The adipocytokine Nampt and its product NMN have no effect on beta-cell survival but potentiate glucose stimulated insulin secretion.

AIMS/HYPOTHESIS: Obesity is associated with a dysregulation of beta-cell and adipocyte function. The molecular interactions between adipose tissue and beta-cells are not yet fully elucidated. We investigated, whether or not the adipocytokine Nicotinamide phosphoribosyltransferase (Nampt) and its enzymatic product Nicotinamide mononucleotide (NMN), which has been associated with obesity and type 2 diabetes mellitus (T2DM) directly influence beta-cell survival and function. METHODS: The effect of Nampt and NMN on viability of INS-1E cells was assessed by WST-1 assay. Apoptosis was measured by Annexin V/PI and TUNEL assay. Activation of apoptosis signaling pathways was evaluated. Adenylate kinase release was determined to assess cytotoxicity. Chronic and acute effects of the adipocytokine Nampt and its enzymatic product NMN on insulin secretion were assessed by glucose stimulated insulin secretion in human islets.
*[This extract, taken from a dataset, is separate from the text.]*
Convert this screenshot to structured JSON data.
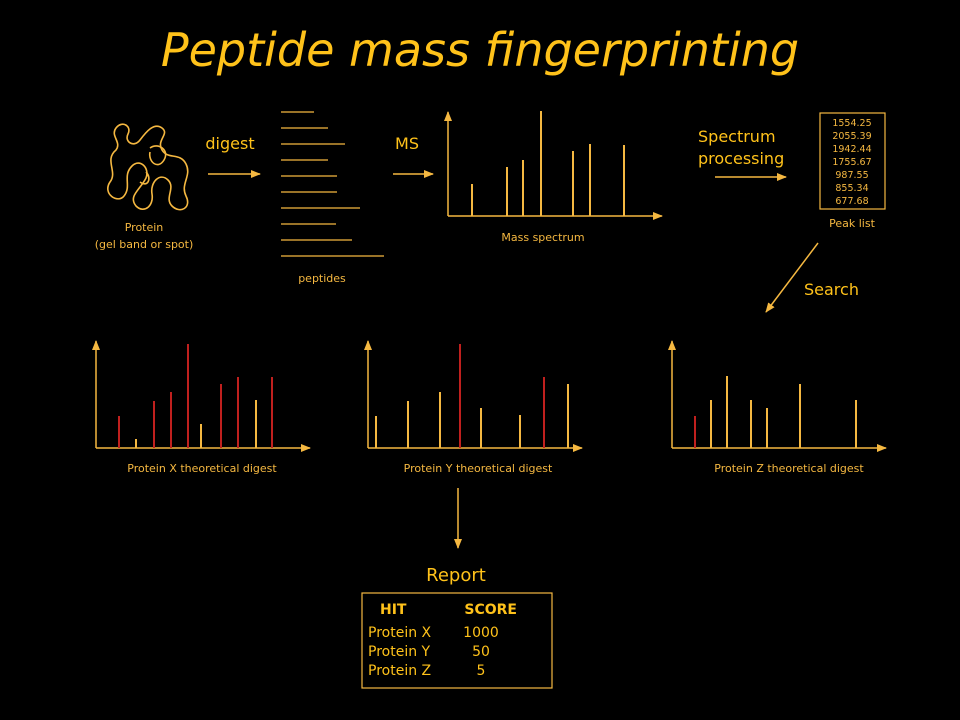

RESULTS: While stimulation of beta-cells with the cytokines IL-1ß, TNFα and IFN-γ or palmitate significantly decreased viability, Nampt and NMN showed no direct effect on viability in INS-1E cells or in human islets, neither alone nor in the presence of pro-diabetic conditions (elevated glucose concentrations and palmitate or cytokines). At chronic conditions over 3 days of culture, Nampt and its product NMN had no effects on insulin secretion. In contrast, both Nampt and NMN potentiated glucose stimulated insulin secretion acutely during 1 h incubation of human islets. CONCLUSION/INTERPRETATION: Nampt and NMN neither influenced beta-cell viability nor apoptosis but acutely potentiated glucose stimulated insulin secretion.